The report came as the Senate Inquiry into violence, abuse and neglect against people with disability in institutional and residential settings received hundreds of stories claiming abuse.
The Australian Cross Disability Alliance (ACDA), a coalition of four different peak disability groups, said that the reports and stories were the “tip of the iceberg” and were indicative of a widespread and far-reaching problem.
Carolyn Frohmader, CEO of Women With Disabilities Australia (WWDA) and ACDA member said more action was needed.
“For more than 20 years, people with disability in Australia have been urging successive Australian Governments to act to address and prevent violence experienced by children and adults with disability in institutional and residential settings,” Frohmader said.
“We are working closely with the current Senate Inquiry and are aware the Inquiry is yet to report its findings, but we firmly believe the time has come for a Royal Commission to properly investigate and do justice to, the epidemic of violence perpetrated against people with disability.”
Therese Sands, Co-CEO of People with Disability Australia (PWDA) and ACDA commended the Victorian Commissioner for Children and Young People for rightly naming the sexual abuse of children in residential care as violations of Australia’s international human rights obligations.

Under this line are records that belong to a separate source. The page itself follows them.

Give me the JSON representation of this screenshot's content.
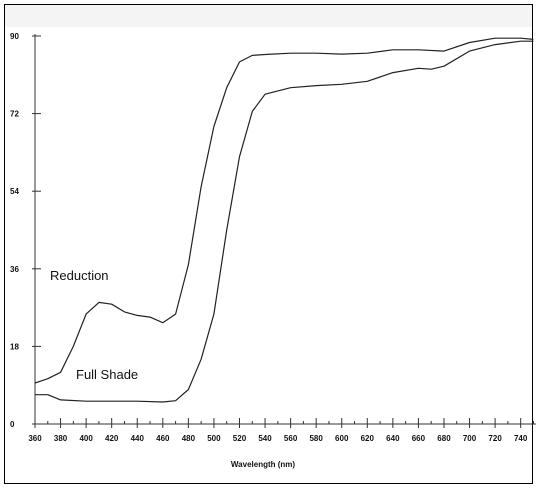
{
  "chart_data": {
    "type": "line",
    "xlabel": "Wavelength (nm)",
    "ylabel": "",
    "xlim": [
      360,
      750
    ],
    "ylim": [
      0,
      90
    ],
    "x_ticks": [
      360,
      380,
      400,
      420,
      440,
      460,
      480,
      500,
      520,
      540,
      560,
      580,
      600,
      620,
      640,
      660,
      680,
      700,
      720,
      740
    ],
    "y_ticks": [
      0,
      18,
      36,
      54,
      72,
      90
    ],
    "grid": false,
    "legend": "none",
    "series": [
      {
        "name": "Reduction",
        "color": "#222222",
        "x": [
          360,
          370,
          380,
          390,
          400,
          410,
          420,
          430,
          440,
          450,
          460,
          470,
          480,
          490,
          500,
          510,
          520,
          530,
          540,
          560,
          580,
          600,
          620,
          640,
          660,
          680,
          700,
          720,
          740,
          750
        ],
        "y": [
          9.5,
          10.5,
          12,
          18,
          25.5,
          28.2,
          27.8,
          26,
          25.2,
          24.8,
          23.5,
          25.5,
          37,
          55,
          69,
          78,
          84,
          85.5,
          85.7,
          86,
          86,
          85.8,
          86,
          86.8,
          86.8,
          86.5,
          88.5,
          89.5,
          89.5,
          89.2
        ]
      },
      {
        "name": "Full Shade",
        "color": "#222222",
        "x": [
          360,
          370,
          380,
          400,
          420,
          440,
          460,
          470,
          480,
          490,
          500,
          510,
          520,
          530,
          540,
          560,
          580,
          600,
          620,
          640,
          660,
          670,
          680,
          700,
          720,
          740,
          750
        ],
        "y": [
          6.8,
          6.8,
          5.6,
          5.3,
          5.3,
          5.3,
          5.1,
          5.4,
          8,
          15,
          25.5,
          45,
          62,
          72.5,
          76.5,
          78,
          78.5,
          78.8,
          79.5,
          81.5,
          82.5,
          82.3,
          83,
          86.5,
          88,
          88.8,
          88.8
        ]
      }
    ]
  }
}
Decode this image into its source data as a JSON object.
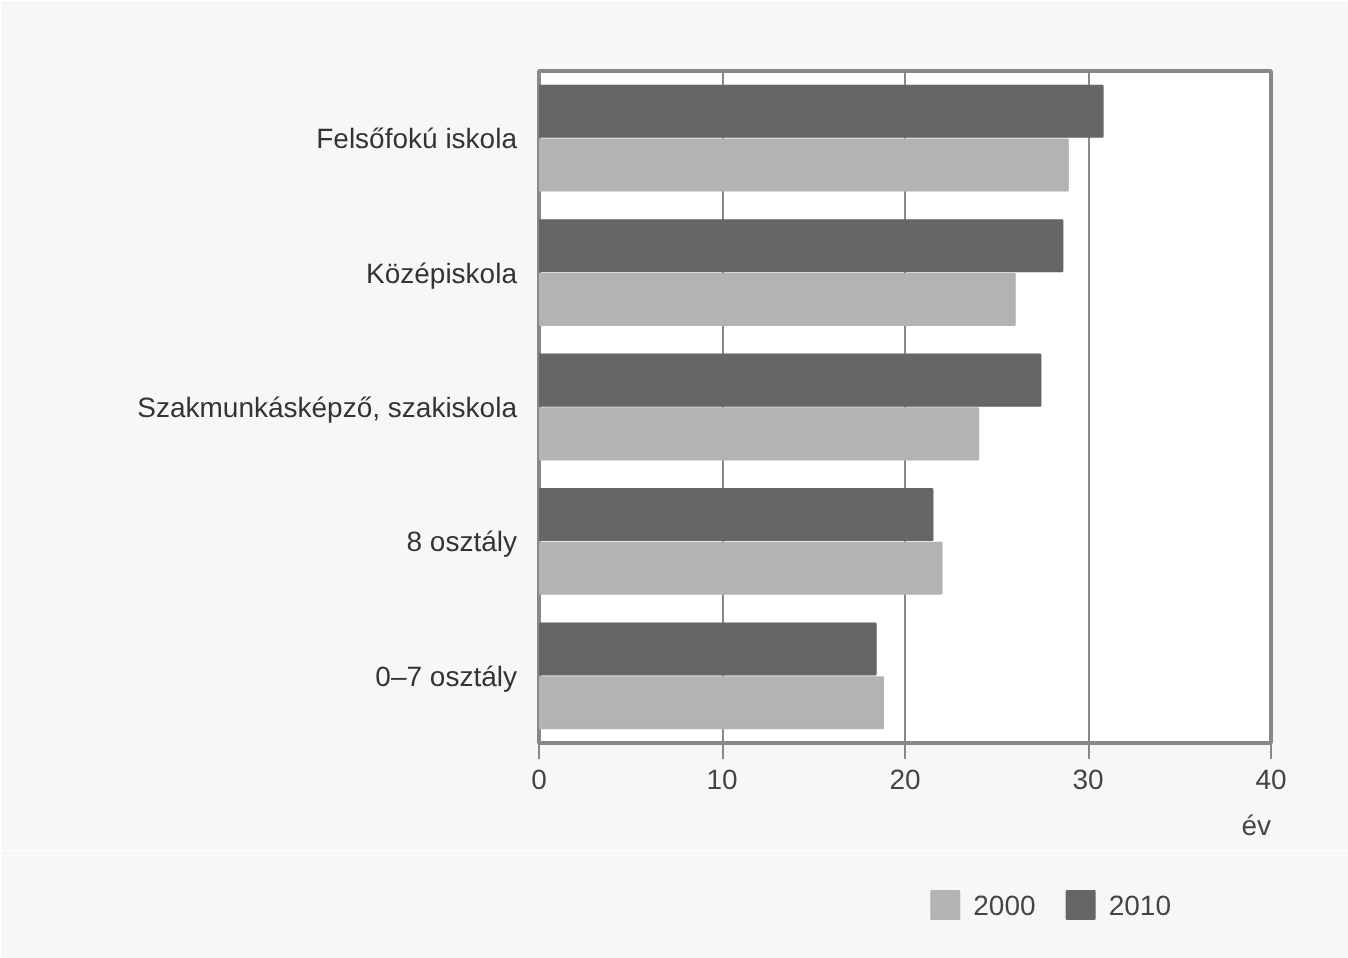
{
  "chart_data": {
    "type": "bar",
    "orientation": "horizontal",
    "xlabel": "év",
    "categories": [
      "Felsőfokú iskola",
      "Középiskola",
      "Szakmunkásképző, szakiskola",
      "8 osztály",
      "0–7 osztály"
    ],
    "series": [
      {
        "name": "2010",
        "color": "#666666",
        "values": [
          30.8,
          28.6,
          27.4,
          21.5,
          18.4
        ]
      },
      {
        "name": "2000",
        "color": "#b3b3b3",
        "values": [
          28.9,
          26.0,
          24.0,
          22.0,
          18.8
        ]
      }
    ],
    "xlim": [
      0,
      40
    ],
    "xticks": [
      0,
      10,
      20,
      30,
      40
    ],
    "grid": "x",
    "legend": "bottom"
  }
}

“All forms of violence against people with disability in institutional and residential settings violate Australia’s international human rights obligations, and in many cases, constitute torture and ill-treatment. We call on the Prime Minister and the Council of Australian Governments to act swiftly to address this issue on a national level,” Sands said.
The Commissioner recommended in his report that the Royal Commission into Institutional Responses to Child Sexual Abuse progress an interconnected national register of carers, for staff who work with vulnerable people, such as children, people with a disability and the elderly, to reduce the risk of abuse.
Yesterday a Senate committee tabled a report recommending a shake-up of the out-of-home care system, making 39 recommendations to improve poor outcomes for children.